What makes Dublin born writer and director Conor McPherson's The Night Alive refreshing is that it is driven neither by fixed characterisation nor straightforward drama, but by something else entirely: contradictory individuals trapped in a rigid world.

There is no obvious story structure, only five interesting lives interlinked by who they love, where they live, or both. The Night Alive is as "alive" as its title indicates: it is a gruelling, lively and above all human black comedy, with strong performances across the board.

In prioritising emotional response and eschewing the rules of a typical narrative, McPherson's production reveals what can be drawn from the heart of a play as opposed to its plot. It is as reflective and open to interpretation as one can expect theatre to be, with the admirable credo that characters should be inconsistent and potentially unreliable in order to be believable.

And the very moment one views the messy room that will be the set and centrepiece of the play, it is easy to share and relate to McPherson's train of thought.

Clutter adorns the stage of Belfast's Lyric Theatre, with two unmade beds, at least three bags of rubbish (one hopes), an acoustic guitar propped up in the corner and food that ought not to be there, at least, lying before our eyes. It is all too reminiscent of a student life led by someone who should have grown out of that phase long ago.

So it is for Tommy, portrayed with consummate command by Adrian Dunbar. After dragging a young, bloody nosed woman named Aimee (a sweet, affectingly mistrustful Kate Stanley Brennan) into the house of his uncle Maurice (a dependable Frank Grimes), the door is literally opened for numerous comic and tragic misunderstandings.

In Dunbar's hands, Tommy comes across as a hyperactive, dishonest slob whose efforts to appear as a calm voice of reason are never as convincing as he thinks. Aimee's shaky vulnerability leaves her open to being taken advantage of, and with Tommy at the crossroads of loneliness, a bond between the two is inevitable.

Warmth and friendly intimacy, which reach their heights during a delightful dance to Marvin Gaye, are to be expected. Less expected are the consequences of their little "union", and how the arrival of the childish "Doc" (a hilarious Laurence Kinlan) and Aimee's boyfriend Kenneth (an unsettling Ian-Lloyd Anderson) will reshape the lives of everyone in the play.

McPherson and his gifted cast have great fun defying convention with these characters. It would be easy for The Night Alive to fall into the "all is not what it seems to be" cliché but the play virtually evades this by regularly, if not consistently, keeping the audience guessing. The one truly consistent element of the production is, crucially, its tone: these series of "nights" are alive with physicality, edginess and thoughtfulness, sometimes silly, sometimes suspenseful, but mainly mesmerising.

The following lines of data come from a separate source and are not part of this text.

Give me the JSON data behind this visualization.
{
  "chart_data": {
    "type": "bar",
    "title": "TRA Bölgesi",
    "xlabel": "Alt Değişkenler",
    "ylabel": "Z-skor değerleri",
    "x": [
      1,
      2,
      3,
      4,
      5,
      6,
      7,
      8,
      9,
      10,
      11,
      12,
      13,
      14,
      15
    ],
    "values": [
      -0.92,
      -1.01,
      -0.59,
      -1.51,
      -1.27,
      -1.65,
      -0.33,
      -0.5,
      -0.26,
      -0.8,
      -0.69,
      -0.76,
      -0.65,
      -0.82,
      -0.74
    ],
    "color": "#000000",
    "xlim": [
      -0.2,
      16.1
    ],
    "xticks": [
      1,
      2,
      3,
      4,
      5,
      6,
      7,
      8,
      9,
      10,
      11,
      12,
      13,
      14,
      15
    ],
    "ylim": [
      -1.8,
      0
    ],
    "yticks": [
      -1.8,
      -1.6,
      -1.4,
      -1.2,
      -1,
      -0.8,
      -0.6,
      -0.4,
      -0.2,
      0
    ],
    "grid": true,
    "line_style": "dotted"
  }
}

While certain early exchanges are overplayed, and Ian-Lloyd Anderson isn't quite as prominent as his fellow cast members (though this is more down to the role than the actor), such quibbles are minor in the midst of numerous emergent thematic strands. Is Tommy's connection with Aimee genuine or is he using her as a means to quench his loneliness? Should someone be taken seriously as a moral voice if he is hardly a reliable role model himself?

Then there's Doc. A potentially simplistic comic character at his core, McPherson and actor Laurence Kinlan transform him into a model of infantile confusion and surprising philosophical intelligence. He is, like everyone around him, searching for sanity and stability: the joy and pain of The Night Alive ultimately rests on whether or not these individuals will really find it.